宋常星『太上道徳経講義』(45ー6)

 宋常星『太上道徳経講義』(45ー6)

大弁には、訥々とした感じがある。

大いなる道の妙は、「大巧」は「拙」劣であるように見えることもあるというだけではなく、「大弁」にあっても、あたかも朴「訥」であるかのように見えてしまうところにある。「弁」とは言葉をして述べることである。「訥」とはあまり流麗に言葉が発せられないことである。これは言うなれば「天の道」であり、また陰陽であり、造化の妙そのものでもある。また風や雷をして万物の生成の「機」を発動させるのが「地の道」である。貞(ただしさ)や静をして万物の形を成し、柔や順をして万物の「性」を和する。これらは全て天地の「大弁」の妙処といえる。天地にはこうした「大弁」があるとはいえ、それが未だに人々の耳に達したことはない。たとえ人々の耳に達することがないとしも、四季は巡って、語られることはなくても万物は生まれ来ている。つまり「大弁」とは何かを語ることではない。そうであるから「訥」であるよう、とされている。つまりは「大弁には、訥々とした感じがある」ということなのである。古(いにしえ)の聖人は、何も語ることがなくして、天下を教え導いていた。つまり「天地は語ることはない」のであるが、よく万物の妙に応じて滞りなく働いている。そうであっても、何も語られることはないのである。言わねばならないということでは、こうした天地、人、物の「理」をどうすることもできはしない(注 天地、人、物はすべて無為によって動いている。それを有為である「言う」ことによって動かさそうとしても、そこに「理」はない)。言うことなく教える、というのは、天下でも国家でも、大いなる道から外れているものは無いからである。そうであるから天地の万物は、誰が語らなくてもその「理」を有して働いているわけである。そうであるからことさらに聖人が教えを垂れることがなくても万物は生成されている。聖人の教えとは、語ることがなくしてそのままで道が実践されている、というところにある。何も語ることがなくても、その徳が自ずから現れているわけである。こうしたところに語ることはない(訥)、ということの意味があるわけである。それはあたかも流麗な弁舌のようには見えないかもしれないが、そこでは「真に語るべきこと」が語られてい無いというのではない。それが「大弁」の妙なのである。そして、そこにあるのは「善応(善なる感覚の共鳴)」「善教」ということである。天地や聖人を見てみると、それが全く一体であることが分かる。どうしてか。それは「弁舌の巧みな人」では正しく道を養うことができないからである。よく徳を積むことができないからである。天下の事柄について明らかに知ることはできず、大いなる道の「理」も、一つの道理(一貫の妙)として理解し得ていないからである。よく口を動かし、舌を働かせることができれば、よく論じて勝つことができるであろう。こうした口先だけの徒は、朴訥であるようなことはない、舌鋒鋭く、機知に富んでいる。こうした弁舌の徒は(古代の弁舌家である)蘇秦や張儀のようとすることができるであろうが、こうした人物が全てを語り尽くしたこともないし、こうした弁舌の徒によって真理が述べられたこともない。語らないというのは、言語が発っせられないということであるが、かつての聖人はよく例えをして教えていた。それは直接的に語ってはいない、ということである。しかし、実際に語れば、それは「理」が語られるのであり、それを聴く者の心をして「理」を感得せしめるところのあるものである。聖人は問えば答えてくれるが、やたらに語ることはない。無駄に語る者に聖人は居ないということである。

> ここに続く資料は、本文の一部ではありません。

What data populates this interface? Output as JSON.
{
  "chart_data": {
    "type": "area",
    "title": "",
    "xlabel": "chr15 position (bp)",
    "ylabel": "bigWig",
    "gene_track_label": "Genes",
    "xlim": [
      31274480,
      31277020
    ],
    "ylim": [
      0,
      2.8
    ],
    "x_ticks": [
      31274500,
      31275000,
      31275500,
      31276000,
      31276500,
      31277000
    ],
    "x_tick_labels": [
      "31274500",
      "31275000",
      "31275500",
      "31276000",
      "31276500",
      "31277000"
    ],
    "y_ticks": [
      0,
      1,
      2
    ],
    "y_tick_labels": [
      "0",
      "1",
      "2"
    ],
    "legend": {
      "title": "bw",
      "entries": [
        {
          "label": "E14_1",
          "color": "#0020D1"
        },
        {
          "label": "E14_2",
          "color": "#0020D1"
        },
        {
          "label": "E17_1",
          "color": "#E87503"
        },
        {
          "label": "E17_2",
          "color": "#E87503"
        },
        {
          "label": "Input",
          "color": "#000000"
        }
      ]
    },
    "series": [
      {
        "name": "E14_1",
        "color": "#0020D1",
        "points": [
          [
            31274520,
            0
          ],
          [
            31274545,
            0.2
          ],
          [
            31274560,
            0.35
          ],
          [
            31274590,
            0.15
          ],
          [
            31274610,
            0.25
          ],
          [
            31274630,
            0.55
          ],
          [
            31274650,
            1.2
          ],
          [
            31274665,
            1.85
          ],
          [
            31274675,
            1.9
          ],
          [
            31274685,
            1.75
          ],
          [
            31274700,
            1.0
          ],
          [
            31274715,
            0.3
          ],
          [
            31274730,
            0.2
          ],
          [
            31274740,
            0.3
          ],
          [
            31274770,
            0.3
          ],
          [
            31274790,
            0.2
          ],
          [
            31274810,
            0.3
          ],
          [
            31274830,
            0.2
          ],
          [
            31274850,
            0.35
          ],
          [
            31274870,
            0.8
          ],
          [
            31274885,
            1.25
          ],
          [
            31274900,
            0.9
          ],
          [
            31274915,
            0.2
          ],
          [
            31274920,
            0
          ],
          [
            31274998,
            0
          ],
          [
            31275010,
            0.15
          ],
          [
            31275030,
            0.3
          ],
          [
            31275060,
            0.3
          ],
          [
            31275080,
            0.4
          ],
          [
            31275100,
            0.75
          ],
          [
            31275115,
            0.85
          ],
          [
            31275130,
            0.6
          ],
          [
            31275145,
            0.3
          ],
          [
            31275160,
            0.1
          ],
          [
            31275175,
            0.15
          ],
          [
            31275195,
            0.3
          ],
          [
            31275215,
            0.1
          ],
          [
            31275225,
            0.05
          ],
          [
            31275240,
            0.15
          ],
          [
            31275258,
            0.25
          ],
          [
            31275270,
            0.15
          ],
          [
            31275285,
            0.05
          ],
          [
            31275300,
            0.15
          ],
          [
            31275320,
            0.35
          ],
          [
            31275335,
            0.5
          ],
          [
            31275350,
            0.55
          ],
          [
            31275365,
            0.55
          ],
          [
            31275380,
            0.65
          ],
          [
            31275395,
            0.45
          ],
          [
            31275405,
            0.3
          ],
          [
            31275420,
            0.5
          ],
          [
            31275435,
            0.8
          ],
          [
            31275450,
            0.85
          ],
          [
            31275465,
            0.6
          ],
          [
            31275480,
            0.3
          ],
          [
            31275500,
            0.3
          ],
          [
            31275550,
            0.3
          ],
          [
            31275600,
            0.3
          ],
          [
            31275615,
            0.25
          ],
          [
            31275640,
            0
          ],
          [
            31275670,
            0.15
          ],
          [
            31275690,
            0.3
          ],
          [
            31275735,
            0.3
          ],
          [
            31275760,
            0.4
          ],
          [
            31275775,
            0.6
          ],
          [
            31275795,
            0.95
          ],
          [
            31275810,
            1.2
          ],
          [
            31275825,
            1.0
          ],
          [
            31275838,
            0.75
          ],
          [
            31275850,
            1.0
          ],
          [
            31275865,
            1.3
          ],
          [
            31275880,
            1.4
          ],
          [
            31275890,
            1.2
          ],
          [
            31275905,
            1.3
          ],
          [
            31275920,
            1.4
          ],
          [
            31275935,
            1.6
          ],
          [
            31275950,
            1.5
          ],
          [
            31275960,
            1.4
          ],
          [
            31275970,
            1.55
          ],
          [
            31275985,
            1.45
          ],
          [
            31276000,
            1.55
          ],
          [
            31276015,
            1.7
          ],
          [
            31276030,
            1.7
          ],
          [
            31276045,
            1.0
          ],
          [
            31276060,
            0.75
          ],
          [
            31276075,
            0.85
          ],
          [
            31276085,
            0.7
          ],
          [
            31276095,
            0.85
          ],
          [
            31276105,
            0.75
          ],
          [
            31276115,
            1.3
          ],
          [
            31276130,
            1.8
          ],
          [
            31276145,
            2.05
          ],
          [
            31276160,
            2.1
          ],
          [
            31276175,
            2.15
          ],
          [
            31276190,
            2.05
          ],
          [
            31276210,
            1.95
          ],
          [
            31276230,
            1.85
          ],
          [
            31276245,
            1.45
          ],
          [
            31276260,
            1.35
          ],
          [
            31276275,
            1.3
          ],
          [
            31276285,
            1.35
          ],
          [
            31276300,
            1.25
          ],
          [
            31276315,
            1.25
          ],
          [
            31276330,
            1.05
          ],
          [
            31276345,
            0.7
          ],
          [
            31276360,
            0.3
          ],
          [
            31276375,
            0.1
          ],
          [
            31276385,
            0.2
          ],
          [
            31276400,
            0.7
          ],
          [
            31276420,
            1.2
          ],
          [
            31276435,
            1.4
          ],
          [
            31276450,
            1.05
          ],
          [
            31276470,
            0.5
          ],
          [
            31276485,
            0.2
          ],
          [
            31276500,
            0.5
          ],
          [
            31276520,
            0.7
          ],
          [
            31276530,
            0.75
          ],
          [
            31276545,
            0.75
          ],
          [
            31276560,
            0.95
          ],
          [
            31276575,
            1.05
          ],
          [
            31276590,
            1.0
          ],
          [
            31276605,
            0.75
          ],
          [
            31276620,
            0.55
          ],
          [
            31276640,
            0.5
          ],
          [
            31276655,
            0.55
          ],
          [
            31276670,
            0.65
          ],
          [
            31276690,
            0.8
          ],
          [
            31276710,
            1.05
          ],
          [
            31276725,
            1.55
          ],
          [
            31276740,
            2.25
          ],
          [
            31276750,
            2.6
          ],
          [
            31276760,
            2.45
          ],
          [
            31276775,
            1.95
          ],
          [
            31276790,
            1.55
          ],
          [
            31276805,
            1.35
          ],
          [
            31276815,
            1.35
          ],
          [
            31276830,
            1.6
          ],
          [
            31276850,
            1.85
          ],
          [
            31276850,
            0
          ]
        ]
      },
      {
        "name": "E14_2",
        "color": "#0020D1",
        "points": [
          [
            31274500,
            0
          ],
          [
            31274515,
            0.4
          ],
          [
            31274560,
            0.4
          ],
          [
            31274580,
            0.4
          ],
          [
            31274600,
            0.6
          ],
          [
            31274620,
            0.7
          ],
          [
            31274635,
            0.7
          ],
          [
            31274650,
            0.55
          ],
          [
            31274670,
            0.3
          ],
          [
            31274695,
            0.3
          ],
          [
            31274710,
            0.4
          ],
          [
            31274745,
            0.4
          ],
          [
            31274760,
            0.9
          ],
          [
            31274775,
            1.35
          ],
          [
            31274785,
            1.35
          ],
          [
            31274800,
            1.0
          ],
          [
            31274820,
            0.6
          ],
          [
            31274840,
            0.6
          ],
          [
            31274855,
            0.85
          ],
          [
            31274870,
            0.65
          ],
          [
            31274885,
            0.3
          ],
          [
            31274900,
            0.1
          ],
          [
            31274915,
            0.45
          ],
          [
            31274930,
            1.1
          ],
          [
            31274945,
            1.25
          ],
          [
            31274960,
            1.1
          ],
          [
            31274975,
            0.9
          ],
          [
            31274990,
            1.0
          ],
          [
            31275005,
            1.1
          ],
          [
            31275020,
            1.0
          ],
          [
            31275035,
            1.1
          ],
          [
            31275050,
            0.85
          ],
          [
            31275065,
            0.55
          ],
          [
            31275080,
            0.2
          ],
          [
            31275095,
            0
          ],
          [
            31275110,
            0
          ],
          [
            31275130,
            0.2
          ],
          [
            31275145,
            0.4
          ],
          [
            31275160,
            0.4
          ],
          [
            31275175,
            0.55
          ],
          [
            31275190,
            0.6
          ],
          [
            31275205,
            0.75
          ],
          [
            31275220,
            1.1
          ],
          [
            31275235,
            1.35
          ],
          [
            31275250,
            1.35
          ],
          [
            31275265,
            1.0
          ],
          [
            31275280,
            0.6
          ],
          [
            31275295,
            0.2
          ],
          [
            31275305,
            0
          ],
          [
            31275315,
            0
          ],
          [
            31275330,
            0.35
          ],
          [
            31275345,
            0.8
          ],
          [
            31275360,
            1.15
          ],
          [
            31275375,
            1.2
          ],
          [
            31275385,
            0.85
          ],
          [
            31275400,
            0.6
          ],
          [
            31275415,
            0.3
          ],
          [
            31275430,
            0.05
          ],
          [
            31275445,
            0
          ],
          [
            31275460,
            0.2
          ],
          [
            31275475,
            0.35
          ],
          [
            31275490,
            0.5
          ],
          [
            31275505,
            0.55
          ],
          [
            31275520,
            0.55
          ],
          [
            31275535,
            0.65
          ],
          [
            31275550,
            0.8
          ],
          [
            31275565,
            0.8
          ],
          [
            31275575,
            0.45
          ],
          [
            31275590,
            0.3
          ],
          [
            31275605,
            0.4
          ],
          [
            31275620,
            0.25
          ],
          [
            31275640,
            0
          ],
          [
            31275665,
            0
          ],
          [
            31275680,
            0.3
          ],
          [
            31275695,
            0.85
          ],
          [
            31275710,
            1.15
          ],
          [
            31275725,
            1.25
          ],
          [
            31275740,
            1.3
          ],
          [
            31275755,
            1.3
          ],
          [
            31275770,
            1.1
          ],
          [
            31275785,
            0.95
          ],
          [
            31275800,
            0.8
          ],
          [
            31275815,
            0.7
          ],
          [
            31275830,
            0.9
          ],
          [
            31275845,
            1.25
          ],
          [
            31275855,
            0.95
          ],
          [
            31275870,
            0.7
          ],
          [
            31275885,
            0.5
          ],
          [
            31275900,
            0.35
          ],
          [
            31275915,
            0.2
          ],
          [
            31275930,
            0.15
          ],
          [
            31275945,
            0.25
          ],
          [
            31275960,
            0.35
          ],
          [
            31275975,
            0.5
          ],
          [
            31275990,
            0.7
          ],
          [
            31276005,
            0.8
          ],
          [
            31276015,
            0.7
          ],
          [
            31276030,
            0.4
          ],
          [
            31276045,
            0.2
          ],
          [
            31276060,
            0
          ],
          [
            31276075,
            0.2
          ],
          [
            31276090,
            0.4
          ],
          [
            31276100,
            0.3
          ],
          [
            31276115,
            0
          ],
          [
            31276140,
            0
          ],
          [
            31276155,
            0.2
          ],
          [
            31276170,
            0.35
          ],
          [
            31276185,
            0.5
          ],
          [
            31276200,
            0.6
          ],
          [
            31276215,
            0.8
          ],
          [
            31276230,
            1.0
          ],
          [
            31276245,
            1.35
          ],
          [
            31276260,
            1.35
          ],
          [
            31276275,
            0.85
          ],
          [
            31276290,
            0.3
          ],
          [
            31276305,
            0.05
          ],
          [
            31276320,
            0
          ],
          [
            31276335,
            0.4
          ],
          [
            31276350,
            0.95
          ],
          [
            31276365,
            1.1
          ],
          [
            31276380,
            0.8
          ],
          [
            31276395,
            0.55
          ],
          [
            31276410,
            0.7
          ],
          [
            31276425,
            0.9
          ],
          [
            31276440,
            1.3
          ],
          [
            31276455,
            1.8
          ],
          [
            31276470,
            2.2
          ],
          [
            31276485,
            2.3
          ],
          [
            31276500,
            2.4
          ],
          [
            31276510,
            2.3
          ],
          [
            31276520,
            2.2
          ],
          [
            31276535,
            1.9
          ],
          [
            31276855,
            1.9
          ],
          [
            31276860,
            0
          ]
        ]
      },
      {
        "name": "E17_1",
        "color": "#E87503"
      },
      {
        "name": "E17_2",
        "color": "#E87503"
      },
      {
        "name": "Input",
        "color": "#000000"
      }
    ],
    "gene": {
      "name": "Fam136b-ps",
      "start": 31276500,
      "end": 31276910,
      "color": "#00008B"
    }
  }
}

〈奥義伝開〉天地は無為である。そうであるから人も無為であれば、そこには「完全なる理」が示されてることになる。これが無為の教えであり、「大弁」ということになる。儒教では「仁」が重要であると説くが、「仁」そのものの定義にはあまりこだわらない。一方、西洋哲学では「愛」の定義を巡って延々と論議がなされている(神の「愛」と人の「愛」は違っているなど)。老子の「善」も何をして「善」としているのかは、自然のままである、といった緩やかな方向性は示されているものの細かなところは個々人の判断に任されている。ために中国で展開されたのは「思想」であって、西洋の「哲学」とは別のものとして捉える人も居る。武術でも「放鬆」を巡って鄭慢青はひじょうに苦労したという。師の楊澄甫からは時に「堅い」と言われ、時には「緩めすぎ」と言われたらしい。確かに「放鬆」は簡単な言葉であるが、太極拳ではそこに深い意味を込めている。それを細かに言葉で表現しても、実際の伝授を受けなければ、その感覚は伝わらない。ある意味であらゆる言葉は本来は「大弁」であり、多くの人はそれを知らないで、分かりあった気分になっているだけなのかもしれない。